ACKNOWLEDGMENTS
There are many people who have provided inspiration and support during the writing of this book. My agent, Amy Rennert, was the first to see the potential of a book in my writings on sexuality and guided me through the proposal stage. I also had the good fortune to have had several excellent readers who helped me clarify my argument and refine my voice: Benji Hewitt, Dr. Vin Dunn, Carl “The Hammer” Sommers, Chris Bigelow, Larry B. D. McNeil, Denny Zeitlin, Renate Stendhal, Lillian Rubin, Kim Chernin, and Michael Lerner. Kim Chernin and Michael Lerner were particularly supportive in helping me overcome self-doubts about the value of my ideas and my ability to express them in a book-length form.
If these friends and colleagues helped me strengthen my argument, my amazing editor, Alison Owings, helped me strengthen my prose. She helped me become a better writer and did it with a gentle, honest, and humorous touch.
I was trained as a psychoanalyst and have been shaped by this tradition. Owen Renik and Robert Wallerstein are two analysts who mentored me and were role models of critical thinking and clinical integrity. In the area of sexuality, however, there are but a few psychoanalytic thinkers whose work has inspired my own. Robert Stoller, Ethel Spector Person, and Otto Kernberg are three who were important to me in this regard. Interestingly, the writer whose thinking about sex is most similar to my own and whose books have been a rich source of validation and inspiration to me is not a psychoanalyst at all. Nancy Friday has been writing about sex for over twenty-five years. Her collections of sexual fantasies are amazing sources of material for anyone interested in the meaning of sexual desire. Although I rarely quote her ideas directly, while reading her books I found myself repeatedly startled by how many of my own theoretical conclusions she had already anticipated.
Closer to home, my exposure to what is called “Control-Mastery” theory, a theory of the mind and psychotherapy first developed by the psychoanalyst Joseph Weiss and empirically tested by Weiss and Harold Sampson, has been the primary theoretical soil in which my ideas have grown. Hal Sampson, a teacher of mine for over twenty-five years, has been a nurturing mentor whose constant support has been what psychoanalysts call a “corrective emotional experience,” counteracting my harsh internal critic time and time again. Most of all, however, it has been my twelve-year association with Joe Weiss—mentor, confidant, supervisor, and role model—that is primarily responsible for this book. Not only are my ideas about sexuality an extension of Joe’s highly original theory of the mind, but he has tirelessly fostered my intellectual and emotional growth in areas unrelated to this particular project about sexuality.
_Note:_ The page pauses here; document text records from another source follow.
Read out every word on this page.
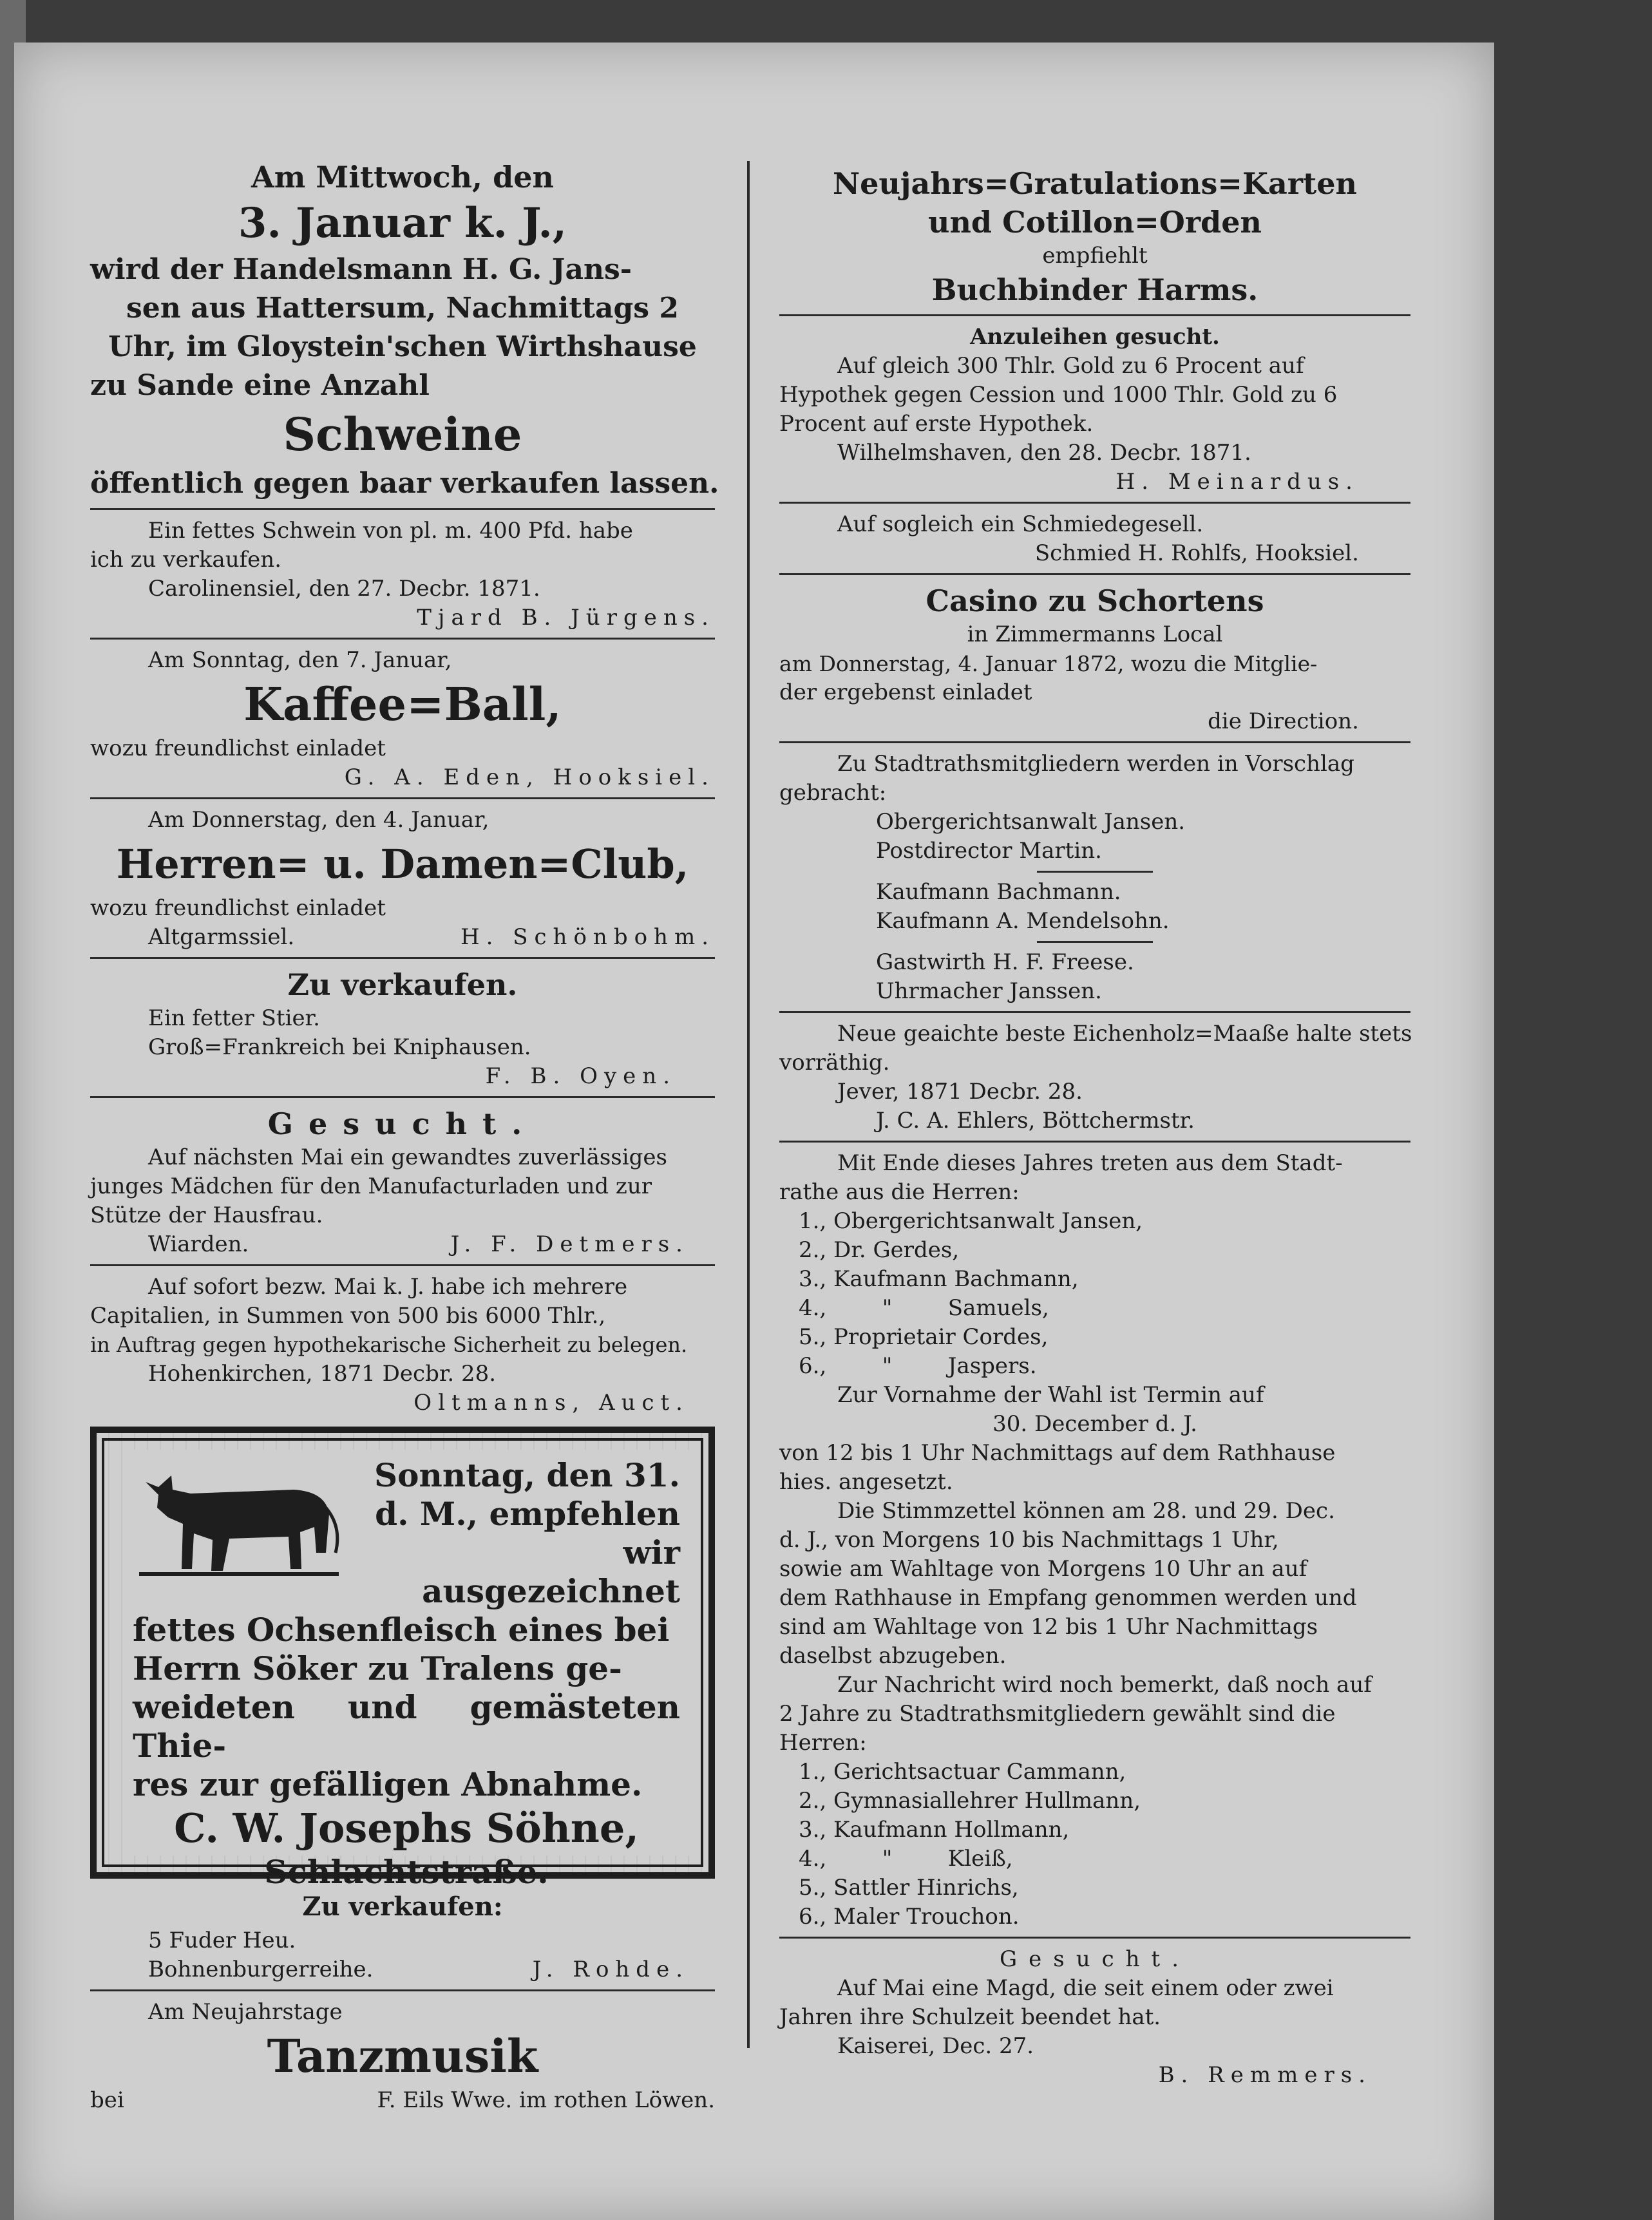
Am Mittwoch, den

3. Januar k. J.,

wird der Handelsmann H. G. Jans-

sen aus Hattersum, Nachmittags 2

Uhr, im Gloystein'schen Wirthshause

zu Sande eine Anzahl

Schweine

öffentlich gegen baar verkaufen lassen.

Ein fettes Schwein von pl. m. 400 Pfd. habe

ich zu verkaufen.

Carolinensiel, den 27. Decbr. 1871.

Tjard B. Jürgens.

Am Sonntag, den 7. Januar,

Kaffee=Ball,

wozu freundlichst einladet

G. A. Eden, Hooksiel.

Am Donnerstag, den 4. Januar,

Herren= u. Damen=Club,

wozu freundlichst einladet

Altgarmssiel.	H. Schönbohm.

Zu verkaufen.

Ein fetter Stier.

Groß=Frankreich bei Kniphausen.

F. B. Oyen.

Gesucht.

Auf nächsten Mai ein gewandtes zuverlässiges

junges Mädchen für den Manufacturladen und zur

Stütze der Hausfrau.

Wiarden.	J. F. Detmers.

Auf sofort bezw. Mai k. J. habe ich mehrere

Capitalien, in Summen von 500 bis 6000 Thlr.,

in Auftrag gegen hypothekarische Sicherheit zu belegen.

Hohenkirchen, 1871 Decbr. 28.

Oltmanns, Auct.

Sonntag, den 31.

d. M., empfehlen

wir ausgezeichnet

fettes Ochsenfleisch eines bei

Herrn Söker zu Tralens ge-

weideten und gemästeten Thie-

res zur gefälligen Abnahme.

C. W. Josephs Söhne,

Schlachtstraße.

Zu verkaufen:

5 Fuder Heu.

Bohnenburgerreihe.	J. Rohde.

Am Neujahrstage

Tanzmusik

bei	F. Eils Wwe. im rothen Löwen.

Neujahrs=Gratulations=Karten

und Cotillon=Orden

empfiehlt

Buchbinder Harms.

Anzuleihen gesucht.

Auf gleich 300 Thlr. Gold zu 6 Procent auf

Hypothek gegen Cession und 1000 Thlr. Gold zu 6

Procent auf erste Hypothek.

Wilhelmshaven, den 28. Decbr. 1871.

H. Meinardus.

Auf sogleich ein Schmiedegesell.

Schmied H. Rohlfs, Hooksiel.

Casino zu Schortens

in Zimmermanns Local

am Donnerstag, 4. Januar 1872, wozu die Mitglie-

der ergebenst einladet

die Direction.

Zu Stadtrathsmitgliedern werden in Vorschlag

gebracht:

Obergerichtsanwalt Jansen.

Postdirector Martin.

Kaufmann Bachmann.

Kaufmann A. Mendelsohn.

Gastwirth H. F. Freese.

Uhrmacher Janssen.

Neue geaichte beste Eichenholz=Maaße halte stets

vorräthig.

Jever, 1871 Decbr. 28.

J. C. A. Ehlers, Böttchermstr.

Mit Ende dieses Jahres treten aus dem Stadt-

rathe aus die Herren:

1., Obergerichtsanwalt Jansen,

2., Dr. Gerdes,

3., Kaufmann Bachmann,

4.,        "        Samuels,

5., Proprietair Cordes,

6.,        "        Jaspers.

Zur Vornahme der Wahl ist Termin auf

30. December d. J.

von 12 bis 1 Uhr Nachmittags auf dem Rathhause

hies. angesetzt.

Die Stimmzettel können am 28. und 29. Dec.

d. J., von Morgens 10 bis Nachmittags 1 Uhr,

sowie am Wahltage von Morgens 10 Uhr an auf

dem Rathhause in Empfang genommen werden und

sind am Wahltage von 12 bis 1 Uhr Nachmittags

daselbst abzugeben.

Zur Nachricht wird noch bemerkt, daß noch auf

2 Jahre zu Stadtrathsmitgliedern gewählt sind die

Herren:

1., Gerichtsactuar Cammann,

2., Gymnasiallehrer Hullmann,

3., Kaufmann Hollmann,

4.,        "        Kleiß,

5., Sattler Hinrichs,

6., Maler Trouchon.

Gesucht.

Auf Mai eine Magd, die seit einem oder zwei

Jahren ihre Schulzeit beendet hat.

Kaiserei, Dec. 27.

B. Remmers.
Finally, I want to thank my wife, Margot Duxler. She not only edited and critiqued the content of this book, but has been there as my emotional anchor and my continual inspiration. Although friends tease me that Margot’s contribution to my ideas about sexuality transcends the theoretical, I suppose that they are ultimately right. Margot has been the source of my passion for life in every area. This book is both about passion and a product of it. For that, I owe her my undying gratitude.